By Karen R. Smith
December 16 has been a noteworthy day for America for quite some time. In 1773, the date hosted the Boston Tea Party while in 1811, Missouri suffered an 8.0 earthquake. On December 16, 1835, a major fire destroyed hundreds of buildings in New York City. During the Civil War, the Battle of Nashville ended on this day, with a total of 4,400 casualties. On a lighter note, in 1893, the first female theater ushers escorted folks to their seats at the Majestic. Jack Dempsey KO’d Carl Morris in 14 seconds on December 16, 1918. Harry S. Truman proclaimed a state of emergency against “Communist Imperialism” on the same date in 1950 and the first White House press conference was held by Dwight D. Eisenhower on December 16, 1953.
For those in the water treatment and purification industry, however, the date is most often remembered as the anniversary of the federal Safe Drinking Water Act. Its 30th anniversary gives us the opportunity to assess its merits and accomplishments.
Thanks to that legislation, Americans today enjoy one of the safest and cleanest water supplies in the world. The number of regulated drinking water contaminants has grown from 23 in 1974 to nearly 100 in 2004, while unregulated contaminants are monitored by the Act as well.
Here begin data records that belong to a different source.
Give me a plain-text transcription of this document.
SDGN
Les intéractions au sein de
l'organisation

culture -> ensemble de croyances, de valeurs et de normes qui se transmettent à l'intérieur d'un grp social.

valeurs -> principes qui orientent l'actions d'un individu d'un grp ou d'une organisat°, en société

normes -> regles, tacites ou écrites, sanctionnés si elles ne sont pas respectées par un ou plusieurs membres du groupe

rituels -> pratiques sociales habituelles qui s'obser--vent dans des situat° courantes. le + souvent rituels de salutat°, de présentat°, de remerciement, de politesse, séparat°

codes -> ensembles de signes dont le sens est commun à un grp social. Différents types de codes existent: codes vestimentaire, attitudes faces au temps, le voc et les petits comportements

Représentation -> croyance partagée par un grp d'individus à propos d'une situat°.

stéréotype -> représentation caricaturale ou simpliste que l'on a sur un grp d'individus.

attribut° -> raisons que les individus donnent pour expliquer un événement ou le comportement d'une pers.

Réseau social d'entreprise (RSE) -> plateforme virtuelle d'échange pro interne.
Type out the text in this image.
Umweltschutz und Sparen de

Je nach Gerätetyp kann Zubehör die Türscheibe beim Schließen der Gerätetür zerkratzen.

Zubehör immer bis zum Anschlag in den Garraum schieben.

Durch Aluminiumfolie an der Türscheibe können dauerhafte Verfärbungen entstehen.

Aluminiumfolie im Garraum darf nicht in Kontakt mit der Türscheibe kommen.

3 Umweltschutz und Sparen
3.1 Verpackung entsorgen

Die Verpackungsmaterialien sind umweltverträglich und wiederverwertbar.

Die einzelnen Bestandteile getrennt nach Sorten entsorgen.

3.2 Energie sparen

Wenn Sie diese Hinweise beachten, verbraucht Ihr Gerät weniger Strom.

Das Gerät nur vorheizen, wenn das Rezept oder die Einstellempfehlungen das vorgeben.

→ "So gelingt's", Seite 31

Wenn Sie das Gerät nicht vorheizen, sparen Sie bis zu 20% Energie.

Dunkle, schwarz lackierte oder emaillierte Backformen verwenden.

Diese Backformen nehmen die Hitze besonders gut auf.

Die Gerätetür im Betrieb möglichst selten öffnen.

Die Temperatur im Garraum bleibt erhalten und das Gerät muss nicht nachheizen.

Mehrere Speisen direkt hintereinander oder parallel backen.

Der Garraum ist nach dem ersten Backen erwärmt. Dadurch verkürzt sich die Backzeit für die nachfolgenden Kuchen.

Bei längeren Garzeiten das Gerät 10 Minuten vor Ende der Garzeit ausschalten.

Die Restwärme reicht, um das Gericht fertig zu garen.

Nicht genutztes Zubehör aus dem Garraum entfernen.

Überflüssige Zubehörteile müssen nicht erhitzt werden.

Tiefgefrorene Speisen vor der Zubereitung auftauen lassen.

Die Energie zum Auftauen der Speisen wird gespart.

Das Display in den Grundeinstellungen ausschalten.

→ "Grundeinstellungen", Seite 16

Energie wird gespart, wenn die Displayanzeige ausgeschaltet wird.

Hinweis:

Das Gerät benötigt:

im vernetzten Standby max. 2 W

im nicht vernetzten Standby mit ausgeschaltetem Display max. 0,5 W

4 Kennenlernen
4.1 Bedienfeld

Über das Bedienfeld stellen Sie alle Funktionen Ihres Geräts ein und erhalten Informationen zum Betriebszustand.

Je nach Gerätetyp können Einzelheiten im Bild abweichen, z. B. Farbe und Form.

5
A dozen years after its inception, President Ronald Reagan amended the legislation. His 1986 measure mandated state-developed critical wellhead protection programs and required the development of drinking water standards for many contaminants which had been previously unregulated. The amendments also strengthened the EPA’s enforcement powers, including increased civil and criminal penalty provisions for violations. Groundwater disinfection treatment in certain water systems and monitoring requirements for public systems are also part of the amendments.
The Safe Water Drinking Act can be judged as an unqualified success in many ways. However, Americans are buying more bottled water than ever before. Are other factors at work in consumer decisions? Might the legislation be to blame?
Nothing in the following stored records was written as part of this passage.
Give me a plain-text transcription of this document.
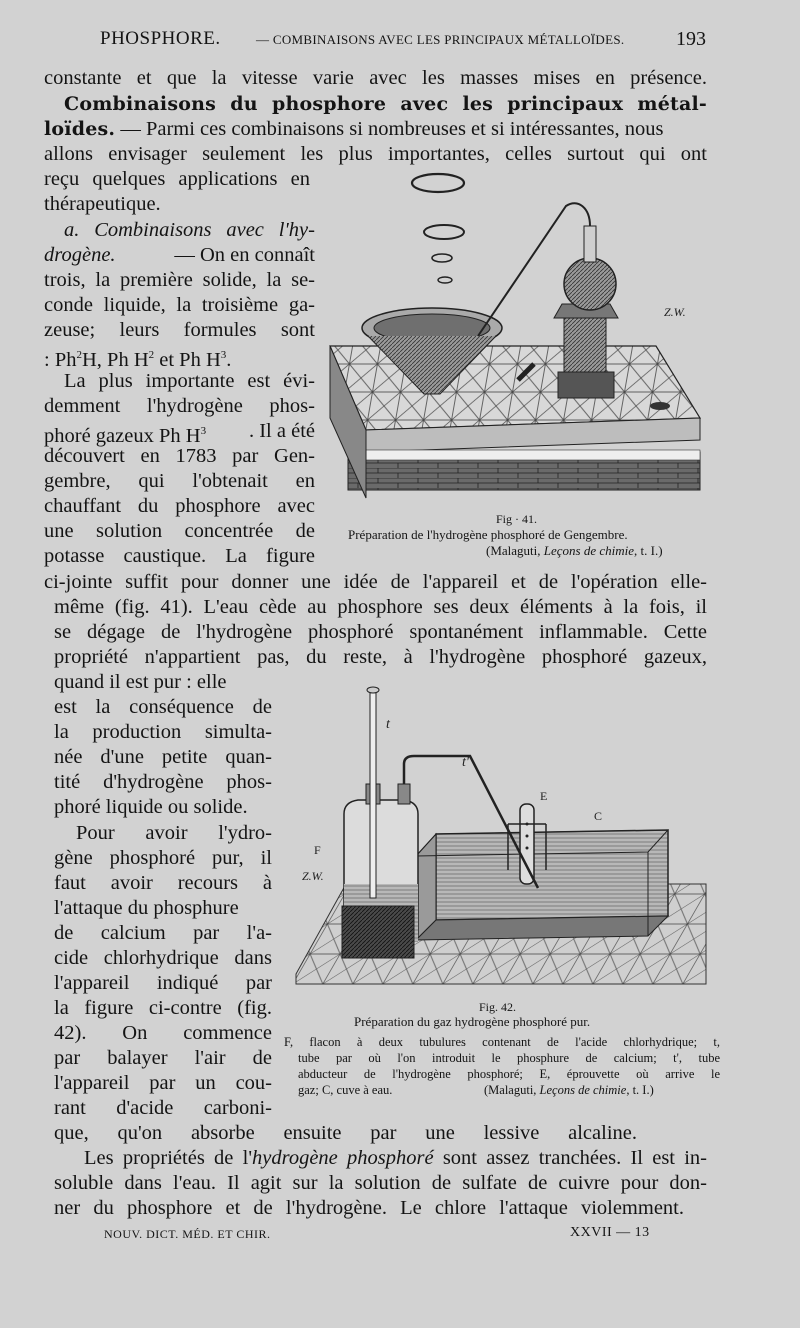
PHOSPHORE.	— COMBINAISONS AVEC LES PRINCIPAUX MÉTALLOÏDES.	193
constante et que la vitesse varie avec les masses mises en présence.
Combinaisons du phosphore avec les principaux métal-
loïdes. — Parmi ces combinaisons si nombreuses et si intéressantes, nous
allons envisager seulement les plus importantes, celles surtout qui ont
reçu quelques applications en
thérapeutique.
a. Combinaisons avec l'hy-
drogène.	— On en connaît
trois, la première solide, la se-
conde liquide, la troisième ga-
zeuse; leurs formules sont
: Ph$^2$H, Ph $H^2$ et Ph $H^3$.
La plus importante est évi-
demment l'hydrogène phos-
phoré gazeux Ph $H^3$ . Il a été
découvert en 1783 par Gen-
gembre, qui l'obtenait en
chauffant du phosphore avec
une solution concentrée de
potasse caustique. La figure
Z.W.
Fig · 41.
Préparation de l'hydrogène phosphoré de Gengembre.
(Malaguti, Leçons de chimie, t. I.)
ci-jointe suffit pour donner une idée de l'appareil et de l'opération elle-
même (fig. 41). L'eau cède au phosphore ses deux éléments à la fois, il
se dégage de l'hydrogène phosphoré spontanément inflammable. Cette
propriété n'appartient pas, du reste, à l'hydrogène phosphoré gazeux,
quand il est pur : elle
est la conséquence de
la production simulta-
née d'une petite quan-
tité d'hydrogène phos-
phoré liquide ou solide.
Pour avoir l'ydro-
gène phosphoré pur, il
faut avoir recours à
l'attaque du phosphure
de calcium par l'a-
cide chlorhydrique dans
l'appareil indiqué par
la figure ci-contre (fig.
42). On commence
par balayer l'air de
l'appareil par un cou-
rant d'acide carboni-
t
t'
E
F
C
Z.W.
Fig. 42.
Préparation du gaz hydrogène phosphoré pur.
F, flacon à deux tubulures contenant de l'acide chlorhydrique; t,
tube par où l'on introduit le phosphure de calcium; t', tube
abducteur de l'hydrogène phosphoré; E, éprouvette où arrive le
gaz; C, cuve à eau.	(Malaguti, Leçons de chimie, t. I.)
que, qu'on absorbe ensuite par une lessive alcaline.
Les propriétés de l'hydrogène phosphoré sont assez tranchées. Il est in-
soluble dans l'eau. Il agit sur la solution de sulfate de cuivre pour don-
ner du phosphore et de l'hydrogène. Le chlore l'attaque violemment.
NOUV. DICT. MÉD. ET CHIR.	XXVII — 13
Increased contaminants and monitoring create news—from simple announcements to contamination notices. Consumer confidence—which should be extremely high given the quality of U.S. water—instead appears to erode with each and every announcement.
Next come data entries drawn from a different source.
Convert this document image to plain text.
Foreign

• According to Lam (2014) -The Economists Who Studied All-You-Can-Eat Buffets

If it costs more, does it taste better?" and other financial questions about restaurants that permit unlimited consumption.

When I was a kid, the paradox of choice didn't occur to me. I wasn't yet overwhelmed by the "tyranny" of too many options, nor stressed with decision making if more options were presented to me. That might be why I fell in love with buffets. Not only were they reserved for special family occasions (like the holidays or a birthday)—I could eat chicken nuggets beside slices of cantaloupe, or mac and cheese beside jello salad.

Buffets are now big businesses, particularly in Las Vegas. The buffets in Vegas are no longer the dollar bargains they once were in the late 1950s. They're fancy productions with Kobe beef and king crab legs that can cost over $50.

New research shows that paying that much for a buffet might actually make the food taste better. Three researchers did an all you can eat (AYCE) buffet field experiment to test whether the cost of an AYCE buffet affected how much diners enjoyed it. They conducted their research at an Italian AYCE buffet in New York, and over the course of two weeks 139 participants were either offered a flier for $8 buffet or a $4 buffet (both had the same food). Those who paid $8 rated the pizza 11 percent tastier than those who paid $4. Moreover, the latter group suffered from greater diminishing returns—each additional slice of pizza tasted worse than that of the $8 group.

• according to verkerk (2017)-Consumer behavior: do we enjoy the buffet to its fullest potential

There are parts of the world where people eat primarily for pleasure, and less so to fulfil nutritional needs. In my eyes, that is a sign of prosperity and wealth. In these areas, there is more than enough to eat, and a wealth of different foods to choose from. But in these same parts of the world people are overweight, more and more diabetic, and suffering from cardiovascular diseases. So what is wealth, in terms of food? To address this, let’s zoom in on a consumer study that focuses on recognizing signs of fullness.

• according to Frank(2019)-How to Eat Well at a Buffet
Yet there is an upside to even that negative result. Your products and services are more in demand than ever before. From sanitation concerns to the desire for improved taste and clarity, Americans over the past three decades have sought out water industry products and services to improve their drinking water.
This may simply mean that the Act needs a better publicist, however, the industry as a whole has certainly reaped unintended benefits from its vigilance.
Still, we need to guard against complacency. Drought conditions persist in many states and the threat of terrorism continues. Watershed disputes abound. The good news is that these perils are creating a drive for technological innovation. New media, better filtration, atmospheric water generators, enhanced sanitation methods—there is change afoot in every aspect of the industry. Will you be in a position to embrace those changes? Does your current business plan allow for a potential paradigm shift?
The Safe Drinking Water Act may represent the best of farsighted federal legislation of our natural resources. However, it might be wise to note that on the very same day—December 16, 1974, there was an atomic weapons test at the Nevada Test Site. The effect on groundwater? Time will tell. It was also December 16, 1953 that Chuck Yeager flew > 2,575 kph in Bell X-1A …and a world of possibilities opened.
We’ll make it a point, in the coming issues of WC&P, to bring you the innovations in every aspect of the industry. Whether you are a distributer or a manufacturer, a bottler or a dealer, we’ll be focusing on the changes happening at every level, so your business can successfully evolve. When your anniversary rolls around this new year, take a moment to look back on where you’ve been and let us help you plan where you’re going.